[Dewey and Other Naval Commanders by Edward S. Ellis]@TWC D-Link bookDewey and Other Naval Commanders CHAPTER XXII 13/22
His services in the Mexican War were unimportant and he was a first lieutenant of the Brooklyn Navy Yard when the Civil War broke out. In the month of April, 1861, when a conflict was inevitable, the Government was anxious to send dispatches to Captain Adams commanding the fleet at Pensacola, who was waiting for orders to reinforce with two companies of artillery, that post being in danger of capture by the Confederates.
The dispatches intrusted to Lieutenant Worden were orders for such reinforcements to be made. It was so delicate and dangerous a duty, since Worden was compelled to make his way through the South which was aflame with secession excitement, that he committed the dispatches to memory and then destroyed them.

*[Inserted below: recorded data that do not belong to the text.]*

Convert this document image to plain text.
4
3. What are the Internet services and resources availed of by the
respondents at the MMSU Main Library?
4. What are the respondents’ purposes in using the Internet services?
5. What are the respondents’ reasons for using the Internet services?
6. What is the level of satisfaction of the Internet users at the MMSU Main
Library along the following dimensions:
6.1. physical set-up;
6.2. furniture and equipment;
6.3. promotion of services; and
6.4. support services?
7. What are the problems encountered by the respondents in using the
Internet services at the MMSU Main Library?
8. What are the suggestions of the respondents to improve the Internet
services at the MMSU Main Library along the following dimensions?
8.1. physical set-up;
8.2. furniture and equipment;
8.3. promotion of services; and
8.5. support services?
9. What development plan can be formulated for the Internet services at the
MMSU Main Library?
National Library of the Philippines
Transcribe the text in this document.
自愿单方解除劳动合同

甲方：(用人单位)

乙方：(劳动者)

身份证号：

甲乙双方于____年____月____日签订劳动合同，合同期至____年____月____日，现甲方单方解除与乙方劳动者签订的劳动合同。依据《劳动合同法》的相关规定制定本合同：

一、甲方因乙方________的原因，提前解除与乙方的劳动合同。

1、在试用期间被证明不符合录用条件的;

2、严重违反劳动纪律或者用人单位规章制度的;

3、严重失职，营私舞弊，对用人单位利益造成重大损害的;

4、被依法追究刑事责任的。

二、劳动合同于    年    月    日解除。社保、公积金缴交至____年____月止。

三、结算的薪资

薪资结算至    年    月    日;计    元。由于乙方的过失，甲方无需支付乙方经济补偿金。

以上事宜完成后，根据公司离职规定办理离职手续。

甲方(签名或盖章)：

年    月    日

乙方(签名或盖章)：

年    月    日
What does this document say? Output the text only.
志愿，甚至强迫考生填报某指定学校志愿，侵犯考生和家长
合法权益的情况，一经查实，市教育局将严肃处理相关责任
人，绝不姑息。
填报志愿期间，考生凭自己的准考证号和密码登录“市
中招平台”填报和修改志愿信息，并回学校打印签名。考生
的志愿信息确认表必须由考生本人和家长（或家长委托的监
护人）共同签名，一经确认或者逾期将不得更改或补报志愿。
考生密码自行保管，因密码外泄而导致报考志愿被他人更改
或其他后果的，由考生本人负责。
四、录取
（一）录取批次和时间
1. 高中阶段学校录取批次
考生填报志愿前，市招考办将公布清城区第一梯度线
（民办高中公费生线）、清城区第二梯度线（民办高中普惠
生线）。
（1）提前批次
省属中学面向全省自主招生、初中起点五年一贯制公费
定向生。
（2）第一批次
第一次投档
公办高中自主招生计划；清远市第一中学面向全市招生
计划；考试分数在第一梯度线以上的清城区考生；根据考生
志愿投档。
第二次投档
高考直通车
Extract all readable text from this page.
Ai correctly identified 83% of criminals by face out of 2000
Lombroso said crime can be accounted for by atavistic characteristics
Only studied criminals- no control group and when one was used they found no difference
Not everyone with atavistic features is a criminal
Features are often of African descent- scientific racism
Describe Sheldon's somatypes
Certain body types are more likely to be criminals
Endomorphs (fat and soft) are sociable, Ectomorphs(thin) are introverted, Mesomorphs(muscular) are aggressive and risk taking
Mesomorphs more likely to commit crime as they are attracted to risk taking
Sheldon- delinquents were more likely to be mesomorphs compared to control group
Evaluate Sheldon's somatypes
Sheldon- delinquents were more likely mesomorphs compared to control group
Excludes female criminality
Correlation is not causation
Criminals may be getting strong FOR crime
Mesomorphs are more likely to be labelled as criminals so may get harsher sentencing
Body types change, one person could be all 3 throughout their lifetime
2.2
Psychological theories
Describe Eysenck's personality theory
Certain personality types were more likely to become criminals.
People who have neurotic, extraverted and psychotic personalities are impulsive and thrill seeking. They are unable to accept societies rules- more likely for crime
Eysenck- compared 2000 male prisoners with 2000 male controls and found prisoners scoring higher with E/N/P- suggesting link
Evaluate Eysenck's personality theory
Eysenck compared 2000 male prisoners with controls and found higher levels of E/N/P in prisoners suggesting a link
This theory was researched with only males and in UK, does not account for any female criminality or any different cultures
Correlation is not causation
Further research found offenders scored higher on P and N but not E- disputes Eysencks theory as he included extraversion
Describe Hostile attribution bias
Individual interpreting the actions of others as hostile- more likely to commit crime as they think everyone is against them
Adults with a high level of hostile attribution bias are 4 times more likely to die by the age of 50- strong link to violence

He applied to General Bragg in command of the Confederate forces in that neighborhood for permission to make a verbal communication from the Secretary of War to Captain Adams.
Permission was given, and, going on board, Worden delivered his message like a boy reciting his piece at school.
Captain Adams gave him a written acknowledgment of the receipt of the dispatches, adding that the orders of the Government would be carried out. Having thus cleverly eluded the suspicious watchfulness of the authorities, Lieutenant Worden started for home, but when near Montgomery, Ala., then the capital of the Confederacy, he was arrested, taken from the train and thrown into prison.